The I-V characteristic of a diode can be plotted on an oscilloscope in the lab. Its shape is nonlinear due to the diode's electrical asymmetry.
Figure 3

The offset ideal model approximates the nonlinear I-V characteristic in Fig. 3 as a piecewise linear graph with a threshold voltage parameter $V_{\text{on}}$. The typical value for a silicon diode is $V_{\text{on}}=0.7\text{ V}$.
Figure 4

Within each diode state, the diode can be replaced with a simpler linear element. If the diode is OFF, it can be replaced by an open circuit which has $I_D=0$ and can have any value of $V_D$. Otherwise, the diode is ON and it can be replaced by an element with fixed voltage drop $V_D=V_{\text{on}}$ and any value of $I_D$.
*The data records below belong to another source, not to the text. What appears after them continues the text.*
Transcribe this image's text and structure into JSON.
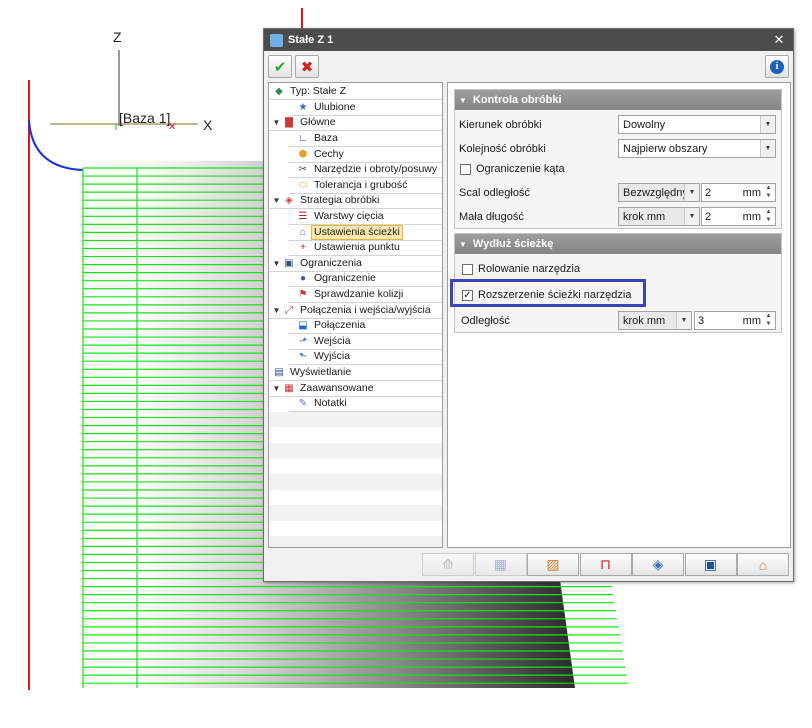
{
  "viewport": {
    "axis_z": "Z",
    "axis_x": "X",
    "base_label": "[Baza 1]"
  },
  "dialog": {
    "title": "Stałe Z 1",
    "close": "✕",
    "ok_icon": "checkmark-icon",
    "cancel_icon": "cross-icon",
    "info_icon": "info-icon"
  },
  "tree": {
    "items": [
      {
        "label": "Typ: Stałe Z",
        "icon": "type-icon"
      },
      {
        "label": "Ulubione",
        "icon": "star-icon"
      },
      {
        "label": "Główne",
        "icon": "main-icon"
      },
      {
        "label": "Baza",
        "icon": "axis-icon"
      },
      {
        "label": "Cechy",
        "icon": "features-icon"
      },
      {
        "label": "Narzędzie i obroty/posuwy",
        "icon": "tool-icon"
      },
      {
        "label": "Tolerancja i grubość",
        "icon": "tolerance-icon"
      },
      {
        "label": "Strategia obróbki",
        "icon": "strategy-icon"
      },
      {
        "label": "Warstwy cięcia",
        "icon": "layers-icon"
      },
      {
        "label": "Ustawienia ścieżki",
        "icon": "path-settings-icon"
      },
      {
        "label": "Ustawienia punktu",
        "icon": "point-icon"
      },
      {
        "label": "Ograniczenia",
        "icon": "limits-icon"
      },
      {
        "label": "Ograniczenie",
        "icon": "limit-icon"
      },
      {
        "label": "Sprawdzanie kolizji",
        "icon": "collision-icon"
      },
      {
        "label": "Połączenia i wejścia/wyjścia",
        "icon": "connections-icon"
      },
      {
        "label": "Połączenia",
        "icon": "link-icon"
      },
      {
        "label": "Wejścia",
        "icon": "entry-icon"
      },
      {
        "label": "Wyjścia",
        "icon": "exit-icon"
      },
      {
        "label": "Wyświetlanie",
        "icon": "display-icon"
      },
      {
        "label": "Zaawansowane",
        "icon": "advanced-icon"
      },
      {
        "label": "Notatki",
        "icon": "notes-icon"
      }
    ]
  },
  "kontrola": {
    "title": "Kontrola obróbki",
    "kierunek_label": "Kierunek obróbki",
    "kierunek_value": "Dowolny",
    "kolejnosc_label": "Kolejność obróbki",
    "kolejnosc_value": "Najpierw obszary",
    "ograniczenie_label": "Ograniczenie kąta",
    "scal_label": "Scal odległość",
    "scal_mode": "Bezwzględny",
    "scal_value": "2",
    "scal_unit": "mm",
    "mala_label": "Mała długość",
    "mala_mode": "krok mm",
    "mala_value": "2",
    "mala_unit": "mm"
  },
  "wydluz": {
    "title": "Wydłuż ścieżkę",
    "rolowanie_label": "Rolowanie narzędzia",
    "rozszerzenie_label": "Rozszerzenie ścieżki narzędzia",
    "odleglosc_label": "Odległość",
    "odleglosc_mode": "krok mm",
    "odleglosc_value": "3",
    "odleglosc_unit": "mm"
  },
  "bottom_buttons": [
    "calculate-icon",
    "calculator-icon",
    "edit-icon",
    "path-icon",
    "simulate-icon",
    "save-icon",
    "home-icon"
  ]
}
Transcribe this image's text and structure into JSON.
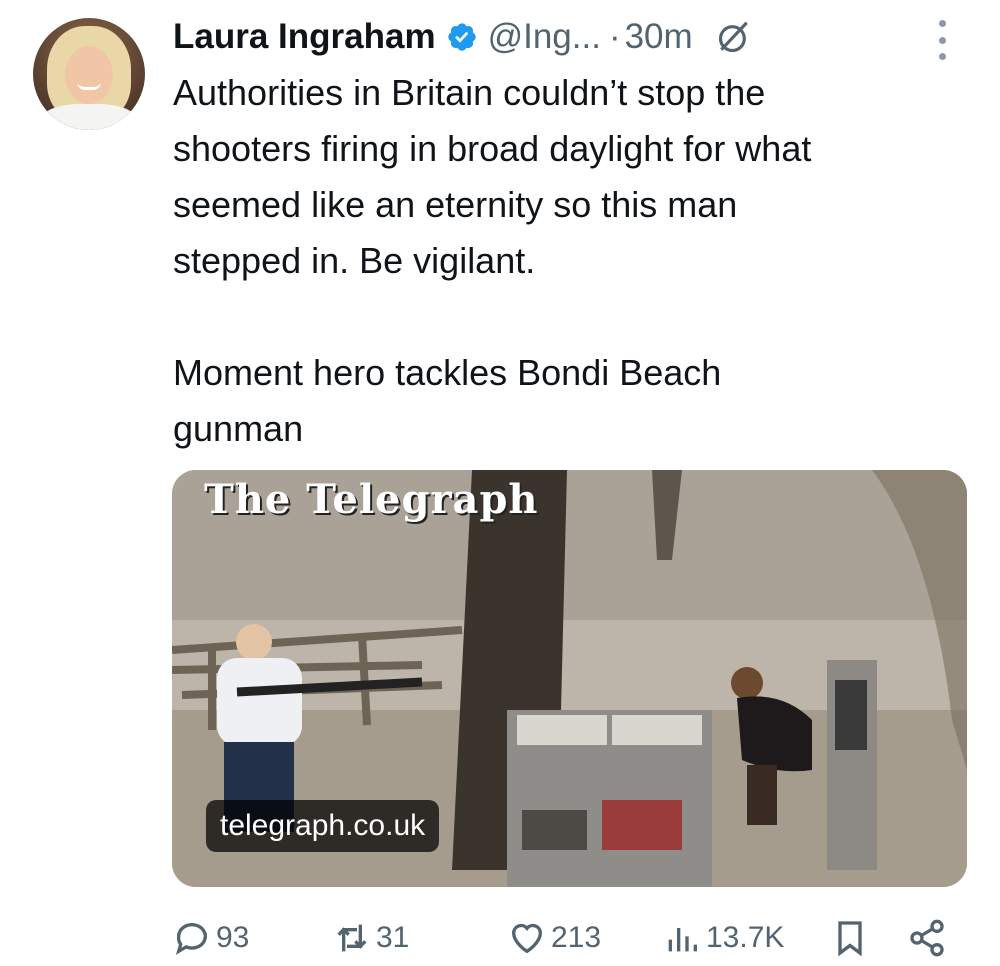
{
  "author": {
    "name": "Laura Ingraham",
    "handle": "@Ing...",
    "separator": "·",
    "time": "30m",
    "verified_color": "#1d9bf0"
  },
  "tweet": {
    "line1": "Authorities in Britain couldn’t stop the\nshooters firing in broad daylight for what\nseemed like an eternity so this man\nstepped in. Be vigilant.",
    "line2": "Moment hero tackles Bondi Beach\ngunman"
  },
  "media": {
    "masthead": "The Telegraph",
    "domain": "telegraph.co.uk"
  },
  "actions": {
    "replies": "93",
    "reposts": "31",
    "likes": "213",
    "views": "13.7K"
  },
  "icons": [
    "verified-badge-icon",
    "grok-icon",
    "more-icon",
    "reply-icon",
    "repost-icon",
    "like-icon",
    "views-icon",
    "bookmark-icon",
    "share-icon"
  ]
}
Condition | State | Behavior | Replacement Rule |
---|---|---|---|
$\begin{aligned}V_D < V_{\text{on} }\end{aligned}$ | OFF | $\begin{aligned}I_D=0\end{aligned}$ | ![]() |
$\begin{aligned}I_D > 0\end{aligned}$ | ON | $\begin{aligned}V_D=V_{\text{on} }\end{aligned}$ | ![]() |
The flowchart below allows you to solve for unknown voltages and currents in a circuit containing sources, resistors and one or more diodes, which are modeled by the offset ideal model.
Figure 5

Guess whether each diode is OFF or ON. (You should use your intuition as much as possible to make good guesses.)
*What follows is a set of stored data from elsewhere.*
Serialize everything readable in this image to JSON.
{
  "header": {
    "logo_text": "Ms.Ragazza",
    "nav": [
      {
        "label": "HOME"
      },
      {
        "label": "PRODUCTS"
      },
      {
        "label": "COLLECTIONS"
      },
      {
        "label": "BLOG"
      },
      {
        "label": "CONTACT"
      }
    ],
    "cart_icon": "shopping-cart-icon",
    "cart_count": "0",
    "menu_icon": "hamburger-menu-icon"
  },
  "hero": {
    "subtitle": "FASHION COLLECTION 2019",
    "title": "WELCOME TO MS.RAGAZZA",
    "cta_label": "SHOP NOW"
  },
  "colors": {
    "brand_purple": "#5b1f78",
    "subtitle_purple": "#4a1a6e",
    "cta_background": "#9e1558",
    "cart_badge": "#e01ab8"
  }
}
Replace each diode with a linear element according to the rule in Table 1 and redraw the circuit.
In the resulting linear circuit, solve for all the voltages and currents where the diodes used to be, using KCL, KVL, Ohm's law and/or the node-voltage method.
Check whether the appropriate condition in Table 1 holds for each diode.
If any diode fails its condition, change one or more of your guesses and repeat this procedure from step 2.
Otherwise, all diodes satisfy their conditions and your guesses are correct.
Solve for the desired voltages and currents using the correct guesses for the diode states.
After some practice, you are expected to do problems involving one or two diodes quickly without explicitly redrawing the circuit in step 2.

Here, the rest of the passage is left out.